Сила, упоение победой, ужас врагов — вот единственное, что имеет значение.
Потом его забрали из города и наступило время гастролей.
Поначалу он переживал почти оргазмическое удовольствие от убийства. Кровь, крики, грохот выстрелов, потрясающий запах пороховой гари и свежего мяса, эйфория, восторг, пароксизм наслаждения! Он кочевал из Приднестровья на Балканы, оттуда — в Чечню, воевал за кого придется — так полагалось думать (на самом деле он выполнял задания, и его курировали, он это понимал и чувствовал), — был дважды ранен, тяжело и не очень, но снова рвался в дело…
Так прошло немало времени, пока не наступил момент пресыщения. Тупо палить из автомата или даже точечно из «беретты» стало неинтересно. Теперь он искал эстетики, красоты!
В таком вот состоянии эстетического поиска застало его знакомство со Свенсоном. По-русски Свенсон говорил свободно и, хотя обладал роскошной соломенной шевелюрой, едва ли был скандинавом — так, по крайней мере, казалось Ларину. Других его имен Ларин не знал.
Свенсон предложил пройти обучение в центре «Кавказ» и стать подрывником. Подрывником-виртуозом. Чтобы не просто делать большие бомбы, а создавать эксклюзивные, единственные в своем роде произведения смертоносного искусства. Не просто знать характеристики взрывчатых веществ (ВВ) и средств взрывания (СВ), а владеть любыми огневыми и электрическими способами взрывания, уметь самостоятельно готовить заряды и рассчитывать их для подрыва грунта, дерева, кирпича, камня, бетона, железобетона, металла. Всего на свете.
Ларин легко овладел мастерством подрывника. Набивал руку на изготовлении взрывчатки из подручных средств, минировал дороги, подрывал блокпосты, начинял гексогеном машины, которые взрывались потом на рынках и автобусных остановках. Он предлагал свою схему минирования школы в Беслане, и, если бы его послушали, никого бы в живых не осталось: ни в школе, ни в радиусе ста пятидесяти метров…
Бомбы — как дети, каждая со своим характером и судьбой. Он помнил их все. Одними гордился больше, другими меньше. Самый любимый взрыв был в 2002-м, под Хасавьюртом: взвод солдат на грузовике, щелчок тумблера, и — как в лучшем китайском фейерверке — разноцветные звезды и сферы из осколков, обломков и тел! Божественная симметрия разлета! И мелкая красная морось на несколько секунд зависает в воздухе…

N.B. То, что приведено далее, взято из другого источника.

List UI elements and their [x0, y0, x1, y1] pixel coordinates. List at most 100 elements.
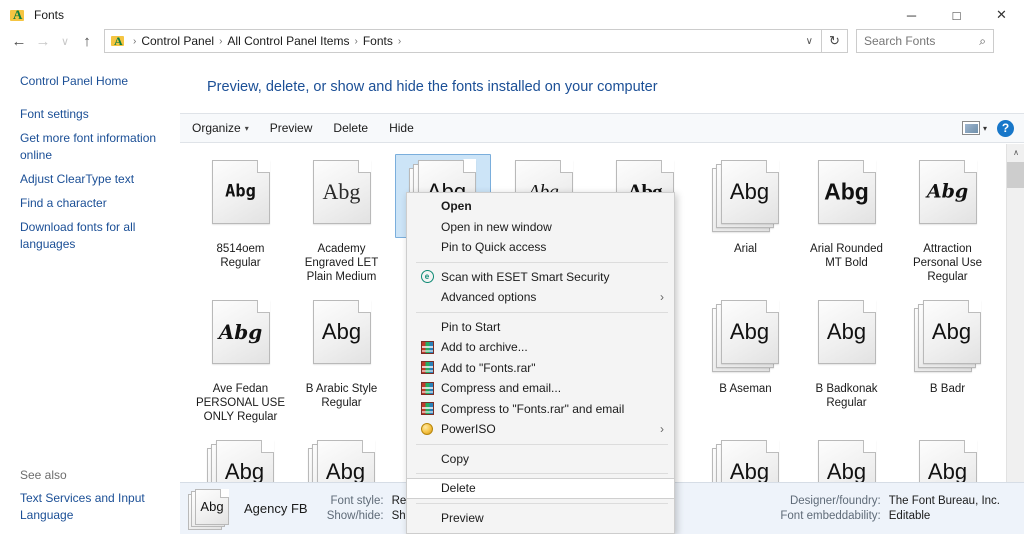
up-button[interactable]: ↑ — [75, 28, 99, 54]
page-fold-icon — [765, 439, 779, 453]
scrollbar-thumb[interactable] — [1007, 162, 1024, 188]
context-menu-item[interactable]: Advanced options › — [407, 287, 674, 308]
context-menu-item[interactable]: e Scan with ESET Smart Security — [407, 267, 674, 288]
toolbar-right-group: ▾ ? — [961, 119, 1024, 137]
font-grid-item[interactable]: Abg 8514oem Regular — [190, 150, 291, 284]
font-file-icon: Abg — [813, 299, 881, 372]
command-toolbar: Organize ▾ Preview Delete Hide ▾ ? — [180, 113, 1024, 143]
font-name-label: Arial Rounded MT Bold — [810, 243, 883, 269]
back-button[interactable]: ← — [7, 28, 31, 54]
context-menu-item[interactable]: Compress and email... — [407, 378, 674, 399]
sidebar-item-adjust-cleartype-text[interactable]: Adjust ClearType text — [20, 171, 172, 188]
font-grid-item[interactable]: Abg Ave Fedan PERSONAL USE ONLY Regular — [190, 290, 291, 424]
font-file-icon: Abg — [207, 299, 275, 372]
font-thumbnail[interactable]: Abg — [799, 154, 895, 238]
sidebar-item-download-fonts-for-all-languages[interactable]: Download fonts for all languages — [20, 219, 172, 253]
refresh-button[interactable]: ↻ — [822, 29, 848, 53]
sidebar-item-get-more-font-information-online[interactable]: Get more font information online — [20, 130, 172, 164]
font-grid-item[interactable]: Abg B Arabic Style Regular — [291, 290, 392, 424]
context-menu-item[interactable]: Open — [407, 196, 674, 217]
font-file-icon: Abg — [813, 159, 881, 232]
page-fold-icon — [967, 299, 981, 313]
chevron-down-icon[interactable]: ▾ — [983, 124, 987, 133]
font-thumbnail[interactable]: Abg — [193, 294, 289, 378]
winrar-glyph — [420, 402, 434, 416]
details-key: Font embeddability: — [780, 510, 881, 522]
details-right-column: Designer/foundry: The Font Bureau, Inc. … — [769, 495, 1000, 522]
font-thumbnail[interactable]: Abg — [294, 294, 390, 378]
poweriso-icon — [415, 423, 439, 436]
delete-button[interactable]: Delete — [324, 118, 377, 138]
font-file-icon: Abg — [207, 159, 275, 232]
context-menu-item[interactable]: PowerISO › — [407, 419, 674, 440]
context-menu-item[interactable]: Add to "Fonts.rar" — [407, 358, 674, 379]
page-title: Preview, delete, or show and hide the fo… — [207, 79, 658, 95]
breadcrumb-item-all-control-panel-items[interactable]: All Control Panel Items — [224, 34, 352, 48]
context-menu-item-label: PowerISO — [441, 422, 496, 437]
font-grid-item[interactable]: Abg Arial — [695, 150, 796, 284]
font-sample-text: Abg — [931, 319, 972, 344]
menu-separator — [416, 502, 668, 504]
page-fold-icon — [559, 159, 573, 173]
breadcrumb-item-control-panel[interactable]: Control Panel — [138, 34, 217, 48]
font-file-icon: Abg — [914, 159, 982, 232]
page-fold-icon — [256, 299, 270, 313]
search-placeholder: Search Fonts — [864, 34, 936, 48]
sidebar-item-control-panel-home[interactable]: Control Panel Home — [20, 74, 128, 88]
menu-separator — [416, 311, 668, 313]
details-font-name: Agency FB — [244, 501, 308, 516]
page-fold-icon — [862, 299, 876, 313]
font-grid-item[interactable]: Abg Attraction Personal Use Regular — [897, 150, 998, 284]
context-menu-item[interactable]: Pin to Quick access — [407, 237, 674, 258]
breadcrumb[interactable]: A › Control Panel › All Control Panel It… — [104, 29, 822, 53]
font-thumbnail[interactable]: Abg — [698, 154, 794, 238]
hide-button[interactable]: Hide — [380, 118, 423, 138]
chevron-down-icon[interactable]: ∨ — [806, 36, 821, 47]
font-sample-text: Abg — [321, 319, 362, 344]
vertical-scrollbar[interactable]: ∧ ∨ — [1006, 144, 1024, 499]
font-thumbnail[interactable]: Abg — [900, 154, 996, 238]
organize-button[interactable]: Organize ▾ — [183, 118, 258, 138]
search-input[interactable]: Search Fonts ⌕ — [856, 29, 994, 53]
font-file-icon-front: Abg — [817, 159, 876, 224]
font-sample-text: Abg — [826, 459, 867, 484]
context-menu-item[interactable]: Print — [407, 528, 674, 533]
context-menu-item[interactable]: Open in new window — [407, 217, 674, 238]
page-fold-icon — [361, 439, 375, 453]
font-thumbnail[interactable]: Abg — [193, 154, 289, 238]
context-menu-item[interactable]: Pin to Start — [407, 317, 674, 338]
font-grid-item[interactable]: Abg B Aseman — [695, 290, 796, 424]
font-grid-item[interactable]: Abg B Badr — [897, 290, 998, 424]
context-menu[interactable]: Open Open in new window Pin to Quick acces… — [406, 192, 675, 534]
details-key: Font style: — [330, 495, 384, 507]
poweriso-glyph — [421, 423, 433, 436]
font-grid-item[interactable]: Abg B Badkonak Regular — [796, 290, 897, 424]
font-name-label: Academy Engraved LET Plain Medium — [304, 243, 379, 283]
sidebar-item-font-settings[interactable]: Font settings — [20, 106, 172, 123]
font-file-icon-front: Abg — [312, 159, 371, 224]
context-menu-item[interactable]: Preview — [407, 508, 674, 529]
font-thumbnail[interactable]: Abg — [294, 154, 390, 238]
font-file-icon-front: Abg — [720, 299, 779, 364]
context-menu-item[interactable]: Add to archive... — [407, 337, 674, 358]
context-menu-item-label: Add to "Fonts.rar" — [441, 360, 536, 375]
recent-locations-button[interactable]: ∨ — [55, 28, 75, 54]
font-thumbnail[interactable]: Abg — [900, 294, 996, 378]
context-menu-item[interactable]: Copy — [407, 449, 674, 470]
breadcrumb-item-fonts[interactable]: Fonts — [360, 34, 396, 48]
sidebar-item-text-services-and-input-language[interactable]: Text Services and Input Language — [20, 490, 170, 524]
context-menu-item[interactable]: Compress to "Fonts.rar" and email — [407, 399, 674, 420]
preview-button[interactable]: Preview — [261, 118, 322, 138]
context-menu-item[interactable]: Delete — [407, 478, 674, 499]
details-font-thumbnail: Abg — [188, 488, 234, 530]
font-thumbnail[interactable]: Abg — [698, 294, 794, 378]
font-grid-item[interactable]: Abg Arial Rounded MT Bold — [796, 150, 897, 284]
forward-button[interactable]: → — [31, 28, 55, 54]
scroll-up-arrow-icon[interactable]: ∧ — [1007, 144, 1024, 161]
font-grid-item[interactable]: Abg Academy Engraved LET Plain Medium — [291, 150, 392, 284]
page-fold-icon — [660, 159, 674, 173]
sidebar-item-find-a-character[interactable]: Find a character — [20, 195, 172, 212]
font-thumbnail[interactable]: Abg — [799, 294, 895, 378]
help-icon[interactable]: ? — [997, 119, 1014, 137]
change-view-icon[interactable] — [961, 121, 980, 135]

Последнее дело было самым заковыристым. Пришлось работать за границей и изображать богатого гомосексуалиста, и все ради того, чтобы засунуть бомбу в каблук богатому извращенцу. А уж с какой целью его отправляли к Аллаху, Ларин понятия не имел. Работа есть работа.
На сей раз после молитвы усталость не уходила.
Ляг на спину, сказал себе Ларин. Соедини ноги. Выровняй тело, чтобы позвоночник был совершенно прямым. Вытяни руки и ноги. Руки немного отведи от корпуса и разверни ладонями вверх. Ступни и ноги свободно разверни наружу. Расслабь все мышцы. Закрой глаза. Дыши медленно и спокойно. Почувствуй, как тело всей тяжестью давит на пол. Оставайся в этой позе несколько минут. Затем согни ноги, подтяни колени к груди и повернись на бок. После этого можно подниматься. Это йоговское упражнение называлось Поза трупа, оно ему нравилось.